An amazing thing just happened in the industry. Regulatory changes aren’t always a benefit to advisors (and sometimes they’re downright detrimental to business), but the DOL fiduciary rule should have every fiduciary-focused advisor jumping for joy.
At long last, consumers are hearing about the value of a true fiduciary. The hedge fund scandals that rocked the investment world over last decade should have woken them up long before now, but it took April’s highly anticipated ruling to bring fiduciary responsibility to the front page. People who may have never even heard the word “fiduciary”—much less understood what it meant—are now chatting about it over cocktails. And they’re finally getting it.
Within the financial services industry, this means that, finally, the “nerds” are getting the spotlight, and these smart, client-focused advisors are poised to reap their just rewards. Rewards for consistency. Rewards for paying close attention not to big-bang returns, but on the true needs of their clients. Rewards for delivering consistent, reliable results year and year after year. Sure, this type of deliverable doesn’t sound as sexy as the 20% return on investment that flashy advisor down the street has been promising for years (while he calmly assures his clients that the recent down market is just an anomaly), but it’s real. It’s tangible. And better yet, it’s what your clients actually need.
For advisors, it’s a shift that has the potential to have a major impact on the growth of your practice. First, you’ll no longer be forced to compete with that flashy, non-fiduciary advisor. If the DOL didn’t outright close his doors, they’ve certainly thrown a wrench in the spokes, and it’s going to take some time to adjust to this new, required model. Second, it opens up a valuable opportunity to demonstrate to clients and prospects alike how, as a fiduciary, your process is inherently outcome-oriented. Rather than seeking unrealistic returns, your focus is on growing and protecting their assets. Rather than seeking alpha regardless of risk exposure, you focus on building a tailored portfolio based on their specific goals and risk tolerance. And while you can’t promise a 20% return, your clients and prospects finally know that no one can deliver on that promise. Even more, they never could.
Of course, even as a fiduciary, the DOL rule includes an increase in regulatory, compliance and risk oversight that can feel daunting, and it’s easy to fall into the trap of focusing on all the things you shouldn’t be doing. Instead, I urge you to consider focusing on the things you can be doing to demonstrate consistency and due diligence in your role as a fiduciary.
1. Deliver the investment experience your clients want—nothing more, nothing less.

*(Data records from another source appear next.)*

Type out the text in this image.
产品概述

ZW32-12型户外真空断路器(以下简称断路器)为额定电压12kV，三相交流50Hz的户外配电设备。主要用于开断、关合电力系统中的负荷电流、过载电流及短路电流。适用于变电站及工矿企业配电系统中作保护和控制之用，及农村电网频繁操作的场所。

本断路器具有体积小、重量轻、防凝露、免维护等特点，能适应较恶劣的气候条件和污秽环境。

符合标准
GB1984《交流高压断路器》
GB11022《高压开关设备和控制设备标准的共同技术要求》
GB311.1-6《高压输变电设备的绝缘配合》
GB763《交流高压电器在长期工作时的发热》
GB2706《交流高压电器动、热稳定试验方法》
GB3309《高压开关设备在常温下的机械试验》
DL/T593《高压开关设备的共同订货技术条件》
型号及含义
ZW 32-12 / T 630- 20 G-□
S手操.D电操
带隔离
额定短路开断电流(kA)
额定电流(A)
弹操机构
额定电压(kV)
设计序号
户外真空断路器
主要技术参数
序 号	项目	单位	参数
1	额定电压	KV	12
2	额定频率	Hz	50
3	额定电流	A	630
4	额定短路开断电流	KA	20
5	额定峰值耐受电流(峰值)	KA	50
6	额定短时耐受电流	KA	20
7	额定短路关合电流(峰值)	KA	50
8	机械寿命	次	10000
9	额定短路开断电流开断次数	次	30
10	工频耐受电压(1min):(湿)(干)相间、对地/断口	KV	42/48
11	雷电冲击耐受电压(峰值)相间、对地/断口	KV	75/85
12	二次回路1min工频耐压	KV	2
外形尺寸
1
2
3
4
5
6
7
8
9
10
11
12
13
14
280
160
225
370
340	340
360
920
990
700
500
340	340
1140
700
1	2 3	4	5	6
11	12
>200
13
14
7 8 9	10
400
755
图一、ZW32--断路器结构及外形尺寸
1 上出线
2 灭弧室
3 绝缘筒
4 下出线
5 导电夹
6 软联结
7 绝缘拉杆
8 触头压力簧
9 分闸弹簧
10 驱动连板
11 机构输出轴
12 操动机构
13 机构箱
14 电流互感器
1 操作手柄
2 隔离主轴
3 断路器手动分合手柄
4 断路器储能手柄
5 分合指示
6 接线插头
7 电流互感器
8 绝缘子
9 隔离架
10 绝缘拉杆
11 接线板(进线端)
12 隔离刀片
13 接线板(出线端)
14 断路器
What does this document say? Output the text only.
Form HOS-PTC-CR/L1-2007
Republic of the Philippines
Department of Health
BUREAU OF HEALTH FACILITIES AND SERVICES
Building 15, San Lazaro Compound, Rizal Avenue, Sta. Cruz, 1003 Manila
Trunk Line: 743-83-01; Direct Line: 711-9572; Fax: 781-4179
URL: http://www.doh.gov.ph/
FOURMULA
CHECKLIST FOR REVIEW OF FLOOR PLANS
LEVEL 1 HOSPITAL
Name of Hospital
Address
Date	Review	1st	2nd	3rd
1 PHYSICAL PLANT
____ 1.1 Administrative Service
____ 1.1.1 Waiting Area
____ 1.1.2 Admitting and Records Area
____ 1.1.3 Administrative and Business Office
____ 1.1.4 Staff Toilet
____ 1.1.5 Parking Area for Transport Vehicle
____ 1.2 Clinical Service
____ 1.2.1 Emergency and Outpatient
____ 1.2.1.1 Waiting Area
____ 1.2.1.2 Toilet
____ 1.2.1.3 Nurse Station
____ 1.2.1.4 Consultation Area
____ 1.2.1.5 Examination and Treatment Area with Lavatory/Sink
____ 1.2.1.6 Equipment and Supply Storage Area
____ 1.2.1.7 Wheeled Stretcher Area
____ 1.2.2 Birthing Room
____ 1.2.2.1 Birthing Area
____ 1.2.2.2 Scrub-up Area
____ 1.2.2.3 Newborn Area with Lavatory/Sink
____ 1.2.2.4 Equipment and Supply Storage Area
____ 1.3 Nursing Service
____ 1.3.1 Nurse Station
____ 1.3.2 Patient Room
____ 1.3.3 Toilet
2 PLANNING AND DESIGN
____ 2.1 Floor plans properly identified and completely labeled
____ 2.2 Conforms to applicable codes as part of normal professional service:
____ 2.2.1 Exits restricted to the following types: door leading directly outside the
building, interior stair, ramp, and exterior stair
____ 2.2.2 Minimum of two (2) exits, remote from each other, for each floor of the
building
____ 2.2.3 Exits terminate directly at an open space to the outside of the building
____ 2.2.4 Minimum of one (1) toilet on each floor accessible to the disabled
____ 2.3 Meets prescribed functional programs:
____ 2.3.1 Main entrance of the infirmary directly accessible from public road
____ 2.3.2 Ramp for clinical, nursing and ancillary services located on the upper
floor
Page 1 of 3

Having investments perform as expected is paramount to success in today’s environment. As a result, proving your expertise as an advisor has little to do with “achieving big alpha” and everything to do with delivering the results your clients want. What you may find is that few clients actually expect alpha—or excess returns relative to the return of the benchmark index. In fact, I would argue that there is elegance in achieving zero alpha above the compensated risk your client is seeking. Yet there’s always that temptation to outperform.Think about it: your client comes to you seeking a domestic portfolio with no international exposure, so you place her in a fund that’s not a pure exposure model and has achieved alpha in the domestic space for five years running. You later learn there actually was some international posture in these products, and that exposure was responsible for the alpha over the domestic benchmark. Is it better to produce alpha (after all, every client loves big numbers!), or better to fulfill your fiduciary responsibility to your client and maintain the exposure she requested?
No matter how tempting it may be to outperform and be a rock-star advisor, stick to your fiduciary duty and deliver what your clients ask for—even when the big alpha is out there like a carrot on a stick.